Selain kepada ulama tersohor, rupanya Ibu Katsir juga pernah berguru pada ulama lainnya. Di antaranya adalah Imam Al-Hafiz Abul Hajjaj Al-Mazzi, Imam Ibnu Timiyah, Imam Abdul Qasim Al-Azhari, Imam Najmuddin Al-‘Asqalani, Syamsuddin An-Nabilusi, Bahauddin Ibnu ‘Asakir Ad-Dimasyqi, Dhiyauddin An-Nahwi, serta ulama ternama lain di masanya.
Apresiasi Ulama terhadap Imam Ibnu Katsir
Keilmuan dan kesalehan Imam Ibnu Katsir telah diakui oleh para ulama, baik dari zamannya maupun generasi setelahnya.

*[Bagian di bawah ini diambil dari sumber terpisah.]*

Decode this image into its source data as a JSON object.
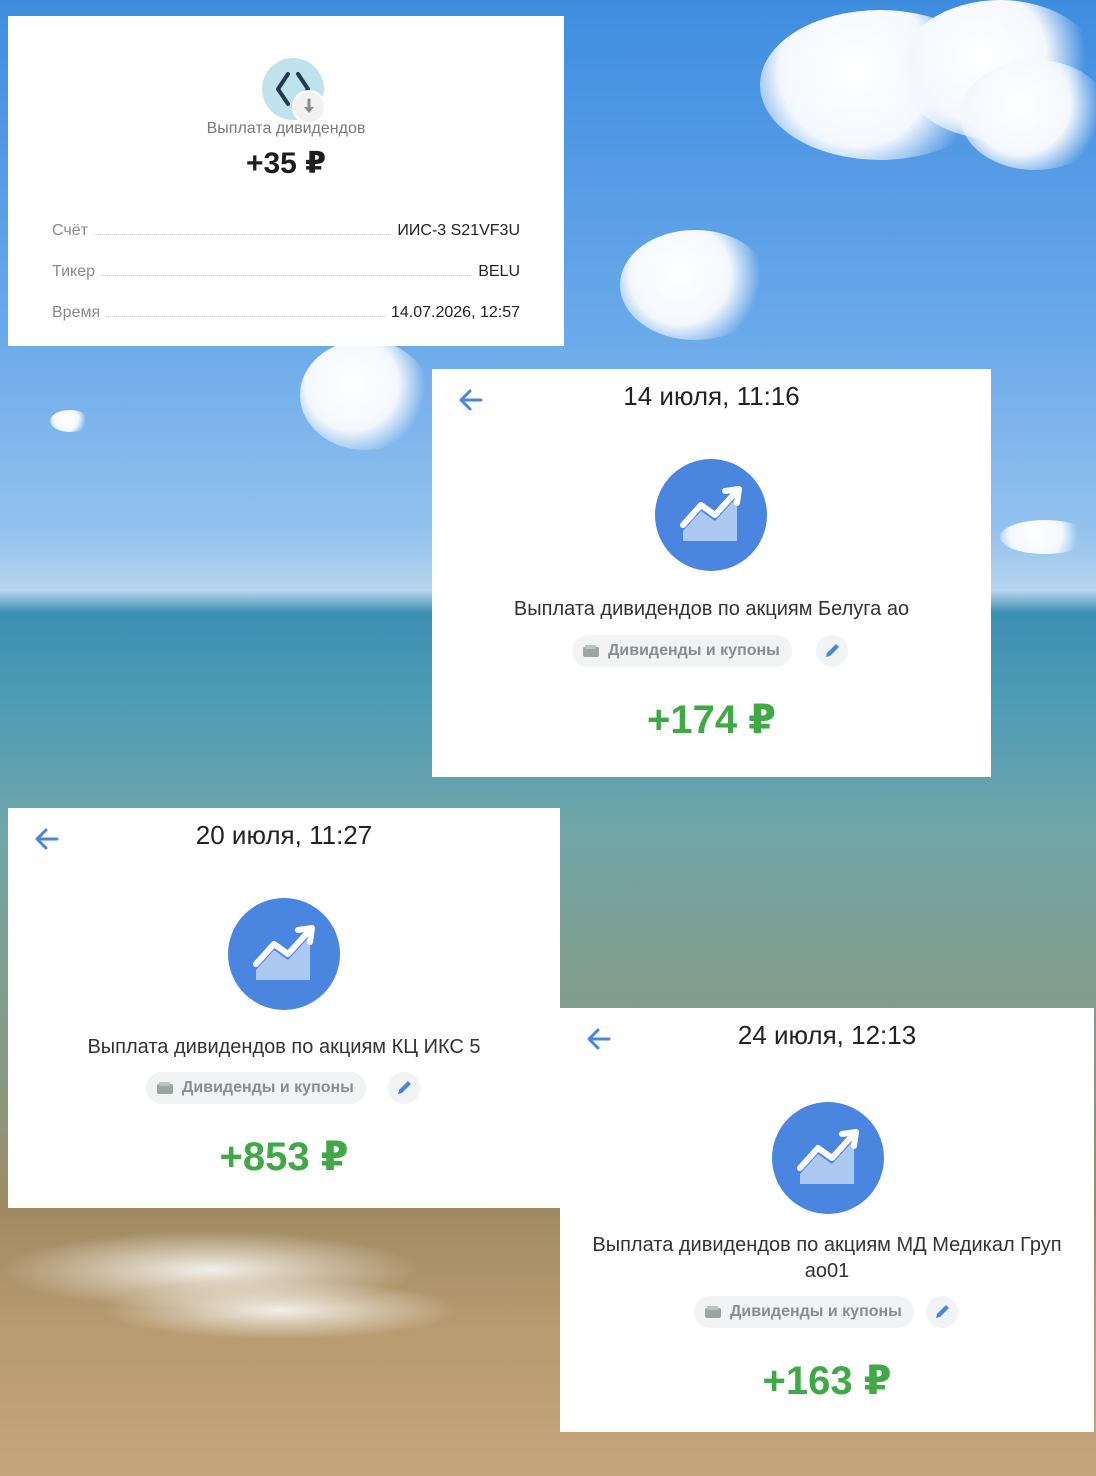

Dalam kitab Thabaqatul Huffazh, Imam As-Suyuthi menuliskan berbagai pujian dari ulama terhadap sosoknya.
Imam Ad-Dzahabi menggambarkan Ibnu Katsir sebagai mufti (ahli fatwa), muhaddits (ahli hadits), ahli fiqih, dan ahli tafsir. Sementara itu, Imam Ibnu Hajar Al-‘Asqalani menegaskan bahwa Ibnu Katsir memiliki ingatan yang kuat, gemar menelaah matan-matan hadits dan para perawinya, serta kehidupannya dipenuhi dengan aktivitas menulis. Bahkan setelah wafat, karya-karyanya tetap memberikan manfaat besar bagi umat Islam.

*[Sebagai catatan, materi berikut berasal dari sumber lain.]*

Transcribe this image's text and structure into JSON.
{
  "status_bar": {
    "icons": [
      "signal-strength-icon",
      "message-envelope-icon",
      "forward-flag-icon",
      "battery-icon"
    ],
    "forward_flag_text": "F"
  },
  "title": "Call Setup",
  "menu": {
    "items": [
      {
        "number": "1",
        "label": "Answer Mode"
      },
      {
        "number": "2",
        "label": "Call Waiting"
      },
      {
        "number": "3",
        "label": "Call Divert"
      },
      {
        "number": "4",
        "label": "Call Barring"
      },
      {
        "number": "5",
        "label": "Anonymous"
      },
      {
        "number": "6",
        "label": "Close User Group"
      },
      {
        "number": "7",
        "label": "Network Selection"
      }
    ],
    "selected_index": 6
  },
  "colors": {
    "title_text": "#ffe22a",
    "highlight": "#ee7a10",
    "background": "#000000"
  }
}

Baca Juga: Auj bin Unuq, Raksasa di Mitologi dan Literatur Islam Kuno
Salah satu muridnya, Syihabuddin bin Hajji, juga memberikan kesaksian tentang keistimewaan gurunya:
“Beliau adalah orang yang paling kuat hafalannya tentang matan hadits yang pernah aku temui, dan paling mengetahui cacat hadits serta keadaan para perawinya. Para sahabat dan guru-gurunya pun mengakui hal tersebut. Ketika bersamanya, aku selalu mendapat manfaat (kebaikan) darinya.”

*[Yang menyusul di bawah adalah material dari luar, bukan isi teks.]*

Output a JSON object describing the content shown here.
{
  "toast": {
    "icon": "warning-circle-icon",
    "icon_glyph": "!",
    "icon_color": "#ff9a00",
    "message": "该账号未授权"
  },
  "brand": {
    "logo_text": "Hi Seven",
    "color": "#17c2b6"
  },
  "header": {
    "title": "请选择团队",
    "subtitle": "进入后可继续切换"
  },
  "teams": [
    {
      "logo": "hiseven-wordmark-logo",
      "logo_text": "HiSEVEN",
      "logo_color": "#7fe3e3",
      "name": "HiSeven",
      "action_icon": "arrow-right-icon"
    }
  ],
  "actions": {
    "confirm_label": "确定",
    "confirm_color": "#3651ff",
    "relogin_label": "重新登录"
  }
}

Kesaksian dari para ulama ini semakin menegaskan bahwa Imam Ibnu Katsir adalah sosok ilmuwan Islam yang sangat berpengaruh, terutama dalam bidang tafsir, hadits, dan fiqih, yang ilmunya tetap abadi melalui karya-karya besarnya.
Karya Ibnu Katsir
Berikut adalah karya Ibnu Katsir setelah menjadi ulama yang sangat produktif:
1. Tafsir Al-Qur’anil Azhim,
2. Al-Ijtihad fi Thalabil Jihad,
3. Ahkamut Tanbih,
4. Al-Ahkamus Sughra fil Hadits,
5. Ikhtisharu ‘Ulumil Hadits,
6. Al-Bidayah wan Nihayah,
7. At-Takmil fi Ma’rifatits Tsiqqat,
8. Jami’ul Masanid,
9. Thabaqatus Syafi’iyah,
10. Thabaqatul ‘Ulama, dan masih banyak lagi.
Para sejarawan sepakat bahwa Imam Ibnu Katsir rahimahullah wafat di Damaskus pada hari Kamis, 15 Sya’ban 774 H. Ia dimakamkan di pekuburan yang sama dengan Syekhul Islam Ibnu Taimiyah rahimahullah, yang terletak di luar Bab As-Saghir, Damaskus.
Prosesi pemakaman beliau dihadiri oleh banyak kaum Muslimin, sebagai bentuk penghormatan atas jasa dan ilmu yang telah beliau wariskan. Warisan keilmuan Ibnu Katsir, terutama dalam bidang tafsir, hadits, dan sejarah, terus memberikan manfaat bagi umat Islam hingga saat ini.
Baca Juga: Kisah Pohon Sahabi, Tempat Berteduh Rasulullah SAW
Nah, demikian tadi adalah biografi seputar kehidupan Al Hafidz Ibnu Katsir dari kecil hingga menjadi ulama tersohor. Wallahu a’lam bisshawab. (R10/HR-Online)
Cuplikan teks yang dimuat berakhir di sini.